If software were like this, you would never care about its architecture. You would spend a few minutes to create the thing that was needed, it would be used for the job at hand, and then it would be thrown away. It really wouldn’t matter how good the software was on the inside–how easy it was to change–because you’d never change it! It wouldn’t matter how it adapted to changing business requirements, because you’d just create a new one when the new requirement came up. In this thought experiment we wouldn’t worry about architecture.
The key difference between this thought experiment and actual software? Of course, actual software is not disposable. It has a lifespan over some amount of time. Really, it’s the time dimension that makes architecture important.
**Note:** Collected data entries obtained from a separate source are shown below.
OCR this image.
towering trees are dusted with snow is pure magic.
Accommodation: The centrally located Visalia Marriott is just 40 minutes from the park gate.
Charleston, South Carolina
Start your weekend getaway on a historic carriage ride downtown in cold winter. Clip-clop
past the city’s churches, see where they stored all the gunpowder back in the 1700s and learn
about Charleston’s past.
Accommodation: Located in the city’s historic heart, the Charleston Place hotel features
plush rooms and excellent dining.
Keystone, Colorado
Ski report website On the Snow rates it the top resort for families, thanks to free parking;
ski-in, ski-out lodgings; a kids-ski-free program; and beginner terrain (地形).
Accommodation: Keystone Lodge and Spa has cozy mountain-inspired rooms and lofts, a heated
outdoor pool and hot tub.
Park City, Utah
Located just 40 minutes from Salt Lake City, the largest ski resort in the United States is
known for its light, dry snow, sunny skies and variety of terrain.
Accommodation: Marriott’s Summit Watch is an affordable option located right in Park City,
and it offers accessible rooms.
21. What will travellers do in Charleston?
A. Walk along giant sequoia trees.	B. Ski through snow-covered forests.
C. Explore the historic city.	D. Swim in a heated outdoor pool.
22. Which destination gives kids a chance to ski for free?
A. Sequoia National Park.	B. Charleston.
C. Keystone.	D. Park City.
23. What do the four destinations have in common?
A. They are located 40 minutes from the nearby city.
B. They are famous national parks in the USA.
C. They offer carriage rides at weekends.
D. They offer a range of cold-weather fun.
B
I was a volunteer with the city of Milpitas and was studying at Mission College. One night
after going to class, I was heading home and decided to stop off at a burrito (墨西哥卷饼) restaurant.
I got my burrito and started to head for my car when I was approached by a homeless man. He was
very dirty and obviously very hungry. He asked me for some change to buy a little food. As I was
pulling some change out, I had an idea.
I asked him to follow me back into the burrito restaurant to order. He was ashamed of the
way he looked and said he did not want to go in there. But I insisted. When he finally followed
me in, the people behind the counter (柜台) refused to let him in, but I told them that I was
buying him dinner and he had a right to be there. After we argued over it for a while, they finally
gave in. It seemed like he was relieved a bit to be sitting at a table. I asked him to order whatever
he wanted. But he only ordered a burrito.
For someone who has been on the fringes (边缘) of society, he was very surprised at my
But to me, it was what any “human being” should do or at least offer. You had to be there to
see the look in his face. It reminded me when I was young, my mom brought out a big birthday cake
Over time, we need for many different people to work effectively in the software. Over time, we need the throughput of features to stay constant, or hopefully not decrease too much. Maybe it even increases in particularly nice cases. Over time, the business needs change so we need to adapt the software.
It’s really time that makes us care about architecture.
Isn’t it interesting then, that we never include time as a dimension in our architecture descriptions?